The Pacific Research Institute mission statement makes me think conservative think tank. I have to laugh when they talk about alternative energy and heavy government subsidies. We are now spending hundreds of billions of dollars and American lives to subsidize the oil companies via our US Military. We have bases overseas protecting oil fields and pipelines, huge naval fleets protecting the oil tanker waterways, a CIA causing mischief in other countries not to mention the killing of women and children all for energy. If we just put a fraction of those billions to work and get off middle east oil America and the world would be a safer place. Tell that to the fellows over at the Pacific Research Institute and their come back will be how would that affect Exxon's profits.
 


BTW, Henry, what is your position on growing hemp as part of the solution to create electricity.
 


We import foreigh cars with hemp products. So we can use petroleum oil to move hemp, we can't use hemp to move oil tankers. Go figure.

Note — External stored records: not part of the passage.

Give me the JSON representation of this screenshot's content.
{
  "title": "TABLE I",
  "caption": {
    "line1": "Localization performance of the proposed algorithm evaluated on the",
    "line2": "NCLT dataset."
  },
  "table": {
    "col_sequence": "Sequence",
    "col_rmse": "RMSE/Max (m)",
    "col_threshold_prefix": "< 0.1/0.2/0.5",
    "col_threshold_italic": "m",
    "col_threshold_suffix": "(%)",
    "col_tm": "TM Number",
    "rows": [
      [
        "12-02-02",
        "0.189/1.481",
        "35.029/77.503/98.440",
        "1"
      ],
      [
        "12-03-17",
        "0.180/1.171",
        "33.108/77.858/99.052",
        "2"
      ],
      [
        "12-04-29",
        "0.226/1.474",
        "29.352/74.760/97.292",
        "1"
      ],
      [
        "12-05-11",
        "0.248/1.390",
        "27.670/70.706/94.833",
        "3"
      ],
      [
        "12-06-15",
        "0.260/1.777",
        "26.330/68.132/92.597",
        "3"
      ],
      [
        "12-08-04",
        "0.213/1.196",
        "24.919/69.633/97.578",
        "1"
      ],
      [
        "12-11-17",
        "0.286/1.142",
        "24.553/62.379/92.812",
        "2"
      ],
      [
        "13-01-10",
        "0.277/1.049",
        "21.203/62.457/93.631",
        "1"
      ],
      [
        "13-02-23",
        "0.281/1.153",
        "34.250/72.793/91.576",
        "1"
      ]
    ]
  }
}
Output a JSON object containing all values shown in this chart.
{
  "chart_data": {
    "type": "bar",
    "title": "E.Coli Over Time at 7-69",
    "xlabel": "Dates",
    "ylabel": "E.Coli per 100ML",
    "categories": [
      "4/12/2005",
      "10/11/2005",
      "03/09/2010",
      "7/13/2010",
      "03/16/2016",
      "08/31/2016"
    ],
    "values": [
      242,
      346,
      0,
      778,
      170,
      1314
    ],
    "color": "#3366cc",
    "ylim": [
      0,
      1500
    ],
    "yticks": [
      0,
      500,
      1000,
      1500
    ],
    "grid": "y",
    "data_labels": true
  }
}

Life of the Land and many other groups supported the growing of industrial hemp on O`ahu. Legislation authorized it. DEA required all kinds of security at a secret location and then shut it down. I guess they feared that hemp would cross-pollinate with marijuana and put them out of business. Apparently self-preservation is rule #1 at the DEA.
 


Not being a hemp type of guy I failed to fully understand your remark about cross-pollination. So I looked it up. It looks like cross-pollination between hemp and marijuana are a marijuana growers worse fear since it reduces the THC levels in the marijuana plant rendering it useless. I also saw one site that said 99% of all the so called marijuana collected by law enforcement on the mainland is the useless ditch hemp variety. Sure seems like we are wasting a valuable resource (DEA agents) by not growing another valuable resource (hemp).